Derry punks ‘The Wood Burning Savages’ have provided us with a statement full of anger and political frustration on their debut album ‘Stability’. Opening title track explodes into the listener’s ear. The pounding driven bass of Daniel Acheson rumbles throughout the whole track, carrying frontman Paul Connelly’s snarling vocals. A song about living in the “age of the super-injunction” it is an opening statement that leaves no confusion about the bands aims on this record.
In our interview with Paul Connelly back in March, he described Stability as “a bit of a Ken Loach film as a musical album” and he is in no way wrong. Each song on the album carries a message that challenges the status quo and screams for a change in the system we live in.

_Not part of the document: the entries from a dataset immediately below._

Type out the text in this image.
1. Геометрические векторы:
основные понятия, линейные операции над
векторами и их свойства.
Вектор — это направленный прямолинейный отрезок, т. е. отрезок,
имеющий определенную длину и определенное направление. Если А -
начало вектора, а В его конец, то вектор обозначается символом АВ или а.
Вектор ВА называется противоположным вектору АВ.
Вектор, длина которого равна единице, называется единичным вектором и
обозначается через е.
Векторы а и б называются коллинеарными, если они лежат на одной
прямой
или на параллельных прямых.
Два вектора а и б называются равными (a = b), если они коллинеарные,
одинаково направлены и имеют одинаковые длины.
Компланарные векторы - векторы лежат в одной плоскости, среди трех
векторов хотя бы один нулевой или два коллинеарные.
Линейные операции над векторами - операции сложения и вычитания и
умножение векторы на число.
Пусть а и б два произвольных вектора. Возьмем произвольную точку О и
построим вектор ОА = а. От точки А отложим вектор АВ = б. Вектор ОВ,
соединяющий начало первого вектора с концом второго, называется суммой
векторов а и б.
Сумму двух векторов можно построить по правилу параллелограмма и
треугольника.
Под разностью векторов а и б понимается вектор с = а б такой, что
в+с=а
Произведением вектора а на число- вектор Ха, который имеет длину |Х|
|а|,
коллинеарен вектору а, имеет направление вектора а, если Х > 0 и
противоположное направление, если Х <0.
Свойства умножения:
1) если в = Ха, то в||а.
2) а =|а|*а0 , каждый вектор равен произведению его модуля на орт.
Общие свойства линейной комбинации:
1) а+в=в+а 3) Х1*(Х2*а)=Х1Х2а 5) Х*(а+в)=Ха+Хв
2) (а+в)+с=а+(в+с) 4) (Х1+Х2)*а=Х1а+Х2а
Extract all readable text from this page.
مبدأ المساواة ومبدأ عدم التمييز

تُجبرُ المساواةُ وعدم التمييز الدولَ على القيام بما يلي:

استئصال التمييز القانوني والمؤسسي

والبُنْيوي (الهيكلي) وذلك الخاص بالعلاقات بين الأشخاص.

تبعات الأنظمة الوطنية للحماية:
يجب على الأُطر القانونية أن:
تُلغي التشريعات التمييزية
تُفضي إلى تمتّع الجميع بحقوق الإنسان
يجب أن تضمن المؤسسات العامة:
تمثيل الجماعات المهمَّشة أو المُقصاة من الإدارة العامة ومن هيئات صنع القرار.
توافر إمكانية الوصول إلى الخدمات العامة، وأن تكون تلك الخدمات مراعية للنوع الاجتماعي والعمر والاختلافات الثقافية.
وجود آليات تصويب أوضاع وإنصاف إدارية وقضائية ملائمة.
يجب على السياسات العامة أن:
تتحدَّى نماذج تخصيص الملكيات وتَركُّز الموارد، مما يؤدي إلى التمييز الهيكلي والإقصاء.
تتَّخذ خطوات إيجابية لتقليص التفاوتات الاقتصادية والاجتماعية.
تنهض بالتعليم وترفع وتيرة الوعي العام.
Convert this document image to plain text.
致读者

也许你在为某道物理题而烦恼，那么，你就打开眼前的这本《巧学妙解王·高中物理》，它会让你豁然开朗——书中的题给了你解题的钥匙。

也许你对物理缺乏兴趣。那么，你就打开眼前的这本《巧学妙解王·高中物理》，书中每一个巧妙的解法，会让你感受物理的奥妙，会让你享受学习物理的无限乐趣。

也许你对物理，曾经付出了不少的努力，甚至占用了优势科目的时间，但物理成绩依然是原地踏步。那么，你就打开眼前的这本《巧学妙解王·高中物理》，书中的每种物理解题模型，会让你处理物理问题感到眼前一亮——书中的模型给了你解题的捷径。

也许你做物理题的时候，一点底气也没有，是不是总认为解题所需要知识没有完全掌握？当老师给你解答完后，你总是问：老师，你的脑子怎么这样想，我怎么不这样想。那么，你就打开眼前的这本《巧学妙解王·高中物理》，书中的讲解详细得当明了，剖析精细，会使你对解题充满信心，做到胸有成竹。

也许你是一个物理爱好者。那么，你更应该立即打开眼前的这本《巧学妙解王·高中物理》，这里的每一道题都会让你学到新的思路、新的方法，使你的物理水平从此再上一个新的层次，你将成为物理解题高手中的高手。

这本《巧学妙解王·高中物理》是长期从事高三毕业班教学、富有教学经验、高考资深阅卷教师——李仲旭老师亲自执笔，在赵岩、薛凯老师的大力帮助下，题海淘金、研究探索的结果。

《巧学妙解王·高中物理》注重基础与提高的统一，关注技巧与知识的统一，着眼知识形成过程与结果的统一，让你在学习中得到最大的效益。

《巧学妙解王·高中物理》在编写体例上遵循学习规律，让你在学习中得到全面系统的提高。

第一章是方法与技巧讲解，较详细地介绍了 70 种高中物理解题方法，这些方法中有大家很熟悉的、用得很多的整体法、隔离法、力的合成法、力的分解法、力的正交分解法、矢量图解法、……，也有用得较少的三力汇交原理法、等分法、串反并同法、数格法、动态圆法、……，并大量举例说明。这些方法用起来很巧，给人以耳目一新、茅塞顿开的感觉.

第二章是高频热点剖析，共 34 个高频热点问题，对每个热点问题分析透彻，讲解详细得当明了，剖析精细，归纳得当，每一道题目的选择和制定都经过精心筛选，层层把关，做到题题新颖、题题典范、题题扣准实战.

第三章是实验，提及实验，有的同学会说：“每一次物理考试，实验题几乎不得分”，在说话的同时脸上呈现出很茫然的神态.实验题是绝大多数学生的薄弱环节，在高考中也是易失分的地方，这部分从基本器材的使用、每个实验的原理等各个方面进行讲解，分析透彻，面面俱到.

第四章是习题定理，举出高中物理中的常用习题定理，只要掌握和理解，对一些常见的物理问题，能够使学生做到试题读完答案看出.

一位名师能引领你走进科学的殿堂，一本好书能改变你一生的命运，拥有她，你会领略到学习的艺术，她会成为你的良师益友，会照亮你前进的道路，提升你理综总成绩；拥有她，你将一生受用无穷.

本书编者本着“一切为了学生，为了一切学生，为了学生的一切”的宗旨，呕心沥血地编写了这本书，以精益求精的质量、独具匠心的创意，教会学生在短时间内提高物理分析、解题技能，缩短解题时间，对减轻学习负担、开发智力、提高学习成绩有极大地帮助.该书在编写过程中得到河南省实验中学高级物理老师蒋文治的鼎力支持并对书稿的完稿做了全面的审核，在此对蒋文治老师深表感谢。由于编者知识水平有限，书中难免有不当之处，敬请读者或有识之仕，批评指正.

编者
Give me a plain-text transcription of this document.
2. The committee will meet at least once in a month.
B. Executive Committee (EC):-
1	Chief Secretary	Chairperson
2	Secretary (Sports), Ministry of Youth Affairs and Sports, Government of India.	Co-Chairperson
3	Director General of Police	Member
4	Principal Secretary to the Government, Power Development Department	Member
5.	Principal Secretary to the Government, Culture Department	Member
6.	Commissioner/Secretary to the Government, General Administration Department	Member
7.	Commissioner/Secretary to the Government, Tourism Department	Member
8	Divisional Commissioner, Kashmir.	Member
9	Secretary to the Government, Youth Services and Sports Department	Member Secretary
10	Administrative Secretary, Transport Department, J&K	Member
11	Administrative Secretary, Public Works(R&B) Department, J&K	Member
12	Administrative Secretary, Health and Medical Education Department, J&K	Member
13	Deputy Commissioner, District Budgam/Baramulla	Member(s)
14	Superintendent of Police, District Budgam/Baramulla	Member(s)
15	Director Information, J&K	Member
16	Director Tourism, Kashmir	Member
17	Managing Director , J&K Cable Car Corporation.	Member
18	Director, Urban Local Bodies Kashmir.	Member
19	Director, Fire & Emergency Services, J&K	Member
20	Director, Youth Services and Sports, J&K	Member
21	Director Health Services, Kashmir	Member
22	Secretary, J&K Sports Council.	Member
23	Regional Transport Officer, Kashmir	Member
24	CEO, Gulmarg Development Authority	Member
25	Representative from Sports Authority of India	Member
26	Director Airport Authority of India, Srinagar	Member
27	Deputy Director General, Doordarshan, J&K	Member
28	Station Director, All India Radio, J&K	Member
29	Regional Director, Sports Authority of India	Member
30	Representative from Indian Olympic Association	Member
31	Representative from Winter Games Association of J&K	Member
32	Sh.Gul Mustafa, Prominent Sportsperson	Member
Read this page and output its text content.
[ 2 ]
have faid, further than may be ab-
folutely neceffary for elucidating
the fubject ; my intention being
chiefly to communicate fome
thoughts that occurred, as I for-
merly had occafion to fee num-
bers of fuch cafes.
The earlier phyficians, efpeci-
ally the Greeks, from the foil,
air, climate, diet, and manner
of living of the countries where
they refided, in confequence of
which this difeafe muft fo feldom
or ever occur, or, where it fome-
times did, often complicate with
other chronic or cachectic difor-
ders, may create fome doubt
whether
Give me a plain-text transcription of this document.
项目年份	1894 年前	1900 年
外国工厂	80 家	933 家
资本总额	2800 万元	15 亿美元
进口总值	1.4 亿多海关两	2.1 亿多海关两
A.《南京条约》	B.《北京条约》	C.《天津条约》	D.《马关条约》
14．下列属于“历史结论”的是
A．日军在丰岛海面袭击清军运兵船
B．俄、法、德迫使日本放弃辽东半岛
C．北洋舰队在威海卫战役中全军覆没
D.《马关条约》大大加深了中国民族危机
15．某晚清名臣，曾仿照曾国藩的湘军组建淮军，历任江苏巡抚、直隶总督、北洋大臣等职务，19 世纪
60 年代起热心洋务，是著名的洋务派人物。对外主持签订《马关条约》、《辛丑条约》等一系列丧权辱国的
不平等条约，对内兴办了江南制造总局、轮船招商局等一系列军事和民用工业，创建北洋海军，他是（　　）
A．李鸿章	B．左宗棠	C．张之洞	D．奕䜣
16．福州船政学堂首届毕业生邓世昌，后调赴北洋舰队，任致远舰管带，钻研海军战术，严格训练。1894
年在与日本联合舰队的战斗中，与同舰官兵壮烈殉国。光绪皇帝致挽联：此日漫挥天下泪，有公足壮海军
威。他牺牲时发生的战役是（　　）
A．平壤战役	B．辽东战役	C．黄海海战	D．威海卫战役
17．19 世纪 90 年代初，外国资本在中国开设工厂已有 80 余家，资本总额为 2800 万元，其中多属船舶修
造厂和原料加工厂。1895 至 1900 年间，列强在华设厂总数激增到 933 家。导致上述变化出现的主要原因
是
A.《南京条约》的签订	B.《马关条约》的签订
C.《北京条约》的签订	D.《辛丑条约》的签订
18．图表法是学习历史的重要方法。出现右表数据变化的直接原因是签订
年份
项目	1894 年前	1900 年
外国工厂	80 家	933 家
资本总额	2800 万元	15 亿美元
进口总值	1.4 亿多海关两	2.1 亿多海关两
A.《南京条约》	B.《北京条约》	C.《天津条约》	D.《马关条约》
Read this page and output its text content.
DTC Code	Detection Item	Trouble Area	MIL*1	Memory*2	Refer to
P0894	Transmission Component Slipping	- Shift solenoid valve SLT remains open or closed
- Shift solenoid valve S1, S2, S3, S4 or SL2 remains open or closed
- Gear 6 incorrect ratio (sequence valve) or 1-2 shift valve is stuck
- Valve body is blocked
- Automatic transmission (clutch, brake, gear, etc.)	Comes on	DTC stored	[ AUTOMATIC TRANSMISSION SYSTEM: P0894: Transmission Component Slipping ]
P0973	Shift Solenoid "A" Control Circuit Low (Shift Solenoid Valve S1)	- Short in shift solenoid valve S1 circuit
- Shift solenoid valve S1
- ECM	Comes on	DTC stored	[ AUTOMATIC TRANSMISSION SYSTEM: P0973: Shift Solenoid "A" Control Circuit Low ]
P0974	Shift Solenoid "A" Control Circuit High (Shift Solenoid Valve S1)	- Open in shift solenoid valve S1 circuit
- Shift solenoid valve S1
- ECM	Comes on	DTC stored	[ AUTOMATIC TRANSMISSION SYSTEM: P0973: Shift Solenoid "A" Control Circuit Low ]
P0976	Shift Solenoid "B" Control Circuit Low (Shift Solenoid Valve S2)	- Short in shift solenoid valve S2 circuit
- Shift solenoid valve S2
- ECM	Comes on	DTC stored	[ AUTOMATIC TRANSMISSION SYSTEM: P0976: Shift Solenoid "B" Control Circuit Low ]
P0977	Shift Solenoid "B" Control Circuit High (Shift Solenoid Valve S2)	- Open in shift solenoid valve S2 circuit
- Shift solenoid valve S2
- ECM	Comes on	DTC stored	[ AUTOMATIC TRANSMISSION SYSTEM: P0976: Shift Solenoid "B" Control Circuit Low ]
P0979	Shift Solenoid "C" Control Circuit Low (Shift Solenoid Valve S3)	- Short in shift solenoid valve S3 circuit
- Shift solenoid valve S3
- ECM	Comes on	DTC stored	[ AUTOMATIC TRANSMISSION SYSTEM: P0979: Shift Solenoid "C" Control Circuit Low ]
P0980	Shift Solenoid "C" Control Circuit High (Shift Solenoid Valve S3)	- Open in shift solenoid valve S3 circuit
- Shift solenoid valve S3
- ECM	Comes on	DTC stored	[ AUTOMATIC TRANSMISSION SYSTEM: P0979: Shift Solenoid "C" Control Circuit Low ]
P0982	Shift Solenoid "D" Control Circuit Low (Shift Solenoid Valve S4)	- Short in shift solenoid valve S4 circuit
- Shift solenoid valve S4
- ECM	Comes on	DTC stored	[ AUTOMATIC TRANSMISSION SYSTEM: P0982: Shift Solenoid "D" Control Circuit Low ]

While the band remained centred thematically throughout the album, musically the band shows incredible variation. From the blend of indie pop guitar riffs and pure punk energy on We Love You to the cow-bell funky stylings of I Don’t Know Why I Do It to Myself.
A highlight of the album would be the emotive Lusitania with these gorgeous strings and delicate guitar leads, held together with a fluid but punchy drum beat. Closer Freedom of Movement is an incredibly built track also, which perfectly channels the frustration of the post-Brexit vote anxiety. For a debut album, The Wood Burning Savages are not messing around. Stability shows them to be a band with a message, one they aren’t going to let go unheard. The band effectively translate their energy as a live band into the record to make this record just as frantic, chaotic and brilliant as their live shows.